Regressão Logística

Imports:


In [1]:
%matplotlib inline
from sklearn.linear_model import LogisticRegression
import matplotlib.pyplot as plt

import pandas as pd
import numpy as np
from numpy import *
import sys
import csv

Preprocessing data


In [34]:
input_filename = "iris.data.txt"

att = pd.read_csv(input_filename, sep=',', header=None)

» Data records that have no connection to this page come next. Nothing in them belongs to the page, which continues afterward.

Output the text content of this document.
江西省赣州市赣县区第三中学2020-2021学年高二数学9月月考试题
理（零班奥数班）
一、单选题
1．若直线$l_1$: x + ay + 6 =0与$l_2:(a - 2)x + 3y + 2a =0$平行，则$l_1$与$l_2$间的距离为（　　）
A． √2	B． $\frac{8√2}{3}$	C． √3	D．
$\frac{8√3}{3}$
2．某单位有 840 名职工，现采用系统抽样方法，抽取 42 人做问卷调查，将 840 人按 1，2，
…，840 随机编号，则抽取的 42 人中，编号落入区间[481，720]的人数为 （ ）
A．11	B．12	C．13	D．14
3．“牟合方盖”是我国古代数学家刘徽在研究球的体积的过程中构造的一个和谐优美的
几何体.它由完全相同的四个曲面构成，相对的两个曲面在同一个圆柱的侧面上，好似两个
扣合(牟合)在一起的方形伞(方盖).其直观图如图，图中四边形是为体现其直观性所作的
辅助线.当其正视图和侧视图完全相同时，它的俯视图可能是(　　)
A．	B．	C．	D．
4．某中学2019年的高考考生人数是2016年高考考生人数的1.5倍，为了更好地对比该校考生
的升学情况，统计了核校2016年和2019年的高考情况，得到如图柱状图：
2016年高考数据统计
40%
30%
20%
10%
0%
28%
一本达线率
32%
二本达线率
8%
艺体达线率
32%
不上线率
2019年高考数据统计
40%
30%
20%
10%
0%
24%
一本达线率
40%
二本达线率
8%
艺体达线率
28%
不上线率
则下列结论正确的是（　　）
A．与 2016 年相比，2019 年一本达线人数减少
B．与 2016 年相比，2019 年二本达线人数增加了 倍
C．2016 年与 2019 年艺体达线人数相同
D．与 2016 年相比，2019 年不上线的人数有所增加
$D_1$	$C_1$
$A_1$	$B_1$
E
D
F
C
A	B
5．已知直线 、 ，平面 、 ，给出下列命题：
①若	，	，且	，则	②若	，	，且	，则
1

H = att.iloc[:,0:-1] # Get content to be trained
H = np.c_[np.ones(len(H)), H]

y = np.where(att.iloc[:,-1]=="Iris-setosa", 1.0, 0.0)

label = list(["Iris-virginica/versicolor","Iris-setosa"])

Compute norma:

$\left| \left| \nabla l(w^{(t)}) \right| \right| = \sqrt{\displaystyle \sum_{i=1}^{m} \left( w_{i}^{(t)} \right)^{2} }$

I implement Logistic Regression based on Multiple Linear Regression implementation.


In [3]:
def compute_norma(vector):
    norma = np.sqrt( np.sum( vector ** 2 ) )
    return norma

Compute sigmoid

$\sigma (x) = \displaystyle \frac{1}{1 + e^{-x}}$


In [16]:
def sigmoid(x):
    sig = 1 / ( 1 + exp( - x ) )
    return sig

Compute step gradient to train Multiple Linear Regression

$\frac{\partial l(w)}{\partial w_{j} } = \displaystyle \sum{ \left( y - \frac{1}{1+e^{-\theta^{t}x}} \right) x }$


In [17]:
def step_gradient(H, w_current, y, learning_rate):
    diff = y - sigmoid( np.dot( H, w_current ) )
    
    partial = np.sum( ( diff * ( H.transpose() ) ).transpose(), axis = 0 )
    
    norma = compute_norma(partial)

    w = w_current + ( learning_rate * partial )

    return [w, norma]

Compute complete gradient ascending:


In [21]:
def gradient_ascendent(H, y, learning_rate, epsilon):
    w = np.zeros((H.shape[1])) #has the same size of output
    num_iterations = 0
    gradient = 1
    
    while(gradient > epsilon):
        [w, gradient] = step_gradient(H, w, y, learning_rate)
        num_iterations += 1

    return [w, num_iterations, gradient]

Running the logistic regression:


In [22]:
learning_rate = 0.0053
epsilon = 0.001
[w, num_iterations, norm_gradient] = gradient_ascendent(H, y, learning_rate, epsilon)
print("Norma: {0}\nw: {1}\nnum_iterations: {2}\n\n".format(norm_gradient, w, num_iterations))


Norma: 0.000999996847564
w: [ 0.98421228  1.6321127   5.21835306 -8.47674735 -4.2136109 ]
num_iterations: 217613


Computing the coefficients with Scikit-learn


In [31]:
# C value is used as regularization factor
# This is a inverse function, a high C value turn off regularization
reg = LogisticRegression(C=1e15)
reg.fit(H[:,1:], y)
print("\nCoef with scikit-learn: {0}".format(reg.coef_))
print("\nIntercept with scikit-learn: {0}".format(reg.intercept_))


Coef with scikit-learn: [[ 1.51526204  4.92414975 -7.80941844 -3.81889579]]

Intercept with scikit-learn: [ 0.90113843]

Predict function


In [104]:
#Return the flower name and probability
def predict(w, x, label):
    pred = sigmoid( np.dot( w, x.transpose() ) )
    class_name = np.where( np.round(pred), label[1], label[0] ) #Flower name
    pred = np.where( pred<0.5, 1-pred, pred ) # Flower probability
    return [ class_name, np.around( pred*100, 3 ) ]

In [105]:
#             Iris-virginica       Iris-versicolor      Iris-setosa                                 
x = np.array( [[1,7.2,3.2,6.0,1.8], [1,5.0,2.3,3.3,1.0], [1,5.1,3.8,1.5,0.3]] )

[class_name, prob] = predict(w, x, label)

for name, p in zip( class_name, prob ):
    print("Class: {0}, probability: {1}%.".format(name, p))


Class: Iris-virginica/versicolor, probability: 100.0%.
Class: Iris-virginica/versicolor, probability: 99.998%.
Class: Iris-setosa, probability: 100.0%.